Remembering Tom Petty
(1950-2017)

It was 1985 and I was a sixteen-year-old Adonis, washboard abs, a face that made grown women swoon, and more swagger than Mick Jagger on his best day, except that I wasn’t. I was, instead, awkwardly trapped between parachute pants and Levi’s 501 Button Fly Jeans, both cooler than I was, worn with a sense of hopeful abandon that the world wouldn’t know I was an imposter in designer fashions acquired from the irregular outlet store in Elkhart, IN., where my mother bought my best clothes.

If that wasn’t bad enough, I had snakeskin cowboy boots—snakeskin in the way that Naugahyde, a sort of badly-faked leather, could be cut and painted to look like snakeskin, and boots in the way that Chinese plastic injection machines could spit out something that looked like a boot, but with a shiny plastic-luster that resembled the material of school cafeteria trays. And, of course, I had metal spurs, in much the same manner that girls have clip-on earrings—my spurs wedged around my bootheels, a glorious chrome expression of fashion, spurs that were not nearly as cool as Tom Petty had in the first moments of his music video, You Got Lucky, but equally inspiring.

In the 80’s, we were all trapped between fashions and music that changed so fast that only the truly dedicated could keep up. Tom Petty was on fire. It seemed like he was always on the radio. 1982 was a great year for music. Tom Petty and the Heartbreakers released You Got Lucky on the heels of Petty’s duet in 1981 with Stevie Nicks, Stop Draggin’ My Heart Around. Before that, in 1980, Petty released Refugee. That’s how we knew Petty, year after year, hit after hit—he was a legend, a star, the kind of icon that caused teenagers from small farming towns to go out and buy a set of spurs.

I wanted to be Tom Petty—in the way that we all want certain things that are beyond our reach, so far beyond that we don’t actually set out to achieve such a goal, but instead cherish the wanting as a sort of blissful ache, something we instinctively know others of good fiber also want. Except, there were these moments — the ones that heightened the ache — and those moments were odd and delightful in their own way. Have you ever really looked at Petty? In the 80’s, there were definitely times when Petty had a sort of Sean Cassidy meets Earl, The Carpet King of Cincinnati, kind of look. There were moments in his videos on MTV, back when MTV was about music, that were so cheesy nobody was buying it. And those moments of vulnerability allowed us to say, “I could do that. I’m at least that cool.” Except I couldn’t, and I’m not.

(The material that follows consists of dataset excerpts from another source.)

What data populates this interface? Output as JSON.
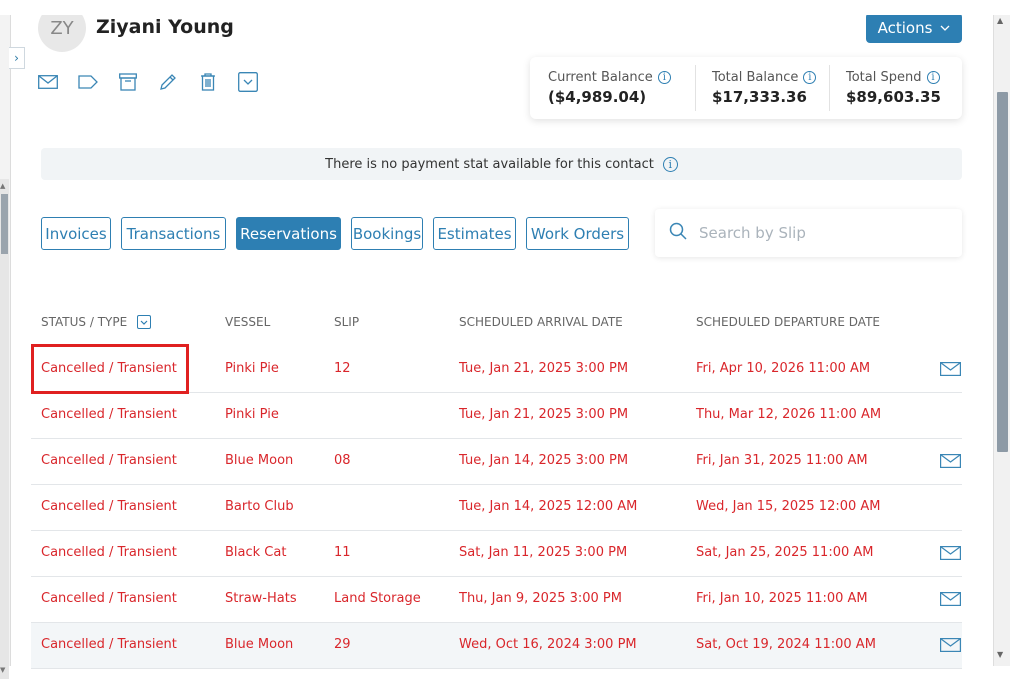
{
  "contact": {
    "initials": "ZY",
    "name": "Ziyani Young"
  },
  "header": {
    "actions_label": "Actions"
  },
  "toolbar": {
    "icons": [
      "mail-icon",
      "tag-icon",
      "archive-icon",
      "pencil-icon",
      "trash-icon",
      "dropdown-icon"
    ]
  },
  "balances": {
    "current_label": "Current Balance",
    "current_value": "($4,989.04)",
    "total_label": "Total Balance",
    "total_value": "$17,333.36",
    "spend_label": "Total Spend",
    "spend_value": "$89,603.35"
  },
  "notice": {
    "text": "There is no payment stat available for this contact"
  },
  "tabs": [
    {
      "label": "Invoices",
      "active": false
    },
    {
      "label": "Transactions",
      "active": false
    },
    {
      "label": "Reservations",
      "active": true
    },
    {
      "label": "Bookings",
      "active": false
    },
    {
      "label": "Estimates",
      "active": false
    },
    {
      "label": "Work Orders",
      "active": false
    }
  ],
  "search": {
    "placeholder": "Search by Slip",
    "value": ""
  },
  "table": {
    "headers": {
      "status": "STATUS / TYPE",
      "vessel": "VESSEL",
      "slip": "SLIP",
      "arrival": "SCHEDULED ARRIVAL DATE",
      "departure": "SCHEDULED DEPARTURE DATE"
    },
    "rows": [
      {
        "status": "Cancelled / Transient",
        "vessel": "Pinki Pie",
        "slip": "12",
        "arrival": "Tue, Jan 21, 2025 3:00 PM",
        "departure": "Fri, Apr 10, 2026 11:00 AM",
        "mail": true
      },
      {
        "status": "Cancelled / Transient",
        "vessel": "Pinki Pie",
        "slip": "",
        "arrival": "Tue, Jan 21, 2025 3:00 PM",
        "departure": "Thu, Mar 12, 2026 11:00 AM",
        "mail": false
      },
      {
        "status": "Cancelled / Transient",
        "vessel": "Blue Moon",
        "slip": "08",
        "arrival": "Tue, Jan 14, 2025 3:00 PM",
        "departure": "Fri, Jan 31, 2025 11:00 AM",
        "mail": true
      },
      {
        "status": "Cancelled / Transient",
        "vessel": "Barto Club",
        "slip": "",
        "arrival": "Tue, Jan 14, 2025 12:00 AM",
        "departure": "Wed, Jan 15, 2025 12:00 AM",
        "mail": false
      },
      {
        "status": "Cancelled / Transient",
        "vessel": "Black Cat",
        "slip": "11",
        "arrival": "Sat, Jan 11, 2025 3:00 PM",
        "departure": "Sat, Jan 25, 2025 11:00 AM",
        "mail": true
      },
      {
        "status": "Cancelled / Transient",
        "vessel": "Straw-Hats",
        "slip": "Land Storage",
        "arrival": "Thu, Jan 9, 2025 3:00 PM",
        "departure": "Fri, Jan 10, 2025 11:00 AM",
        "mail": true
      },
      {
        "status": "Cancelled / Transient",
        "vessel": "Blue Moon",
        "slip": "29",
        "arrival": "Wed, Oct 16, 2024 3:00 PM",
        "departure": "Sat, Oct 19, 2024 11:00 AM",
        "mail": true
      }
    ]
  },
  "colors": {
    "accent": "#2d7fb3",
    "status_cancelled": "#d9262b",
    "highlight": "#e02020"
  }
}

Petty went on to make hit after hit, staring in films and doing, probably, anything he wanted—because he’s Tom Petty and we aren’t. And although it seems odd, it’s comforting to know there are people like Tom Petty out there—people who are a little vulnerable but still doing great things year after year. It’s inspiring and uplifting—and it continues to be, despite Monday, Oct. 2nd, when we learned that he died. Tom Petty isn’t here anymore. He died. Tom Petty died. Saying it feels alien, and it’s something that I will do too. I will become like Tom Petty, and until then, I’ll rock out to his songs and cherish his memory—maybe even buy another set of spurs someday. Why not? Why not?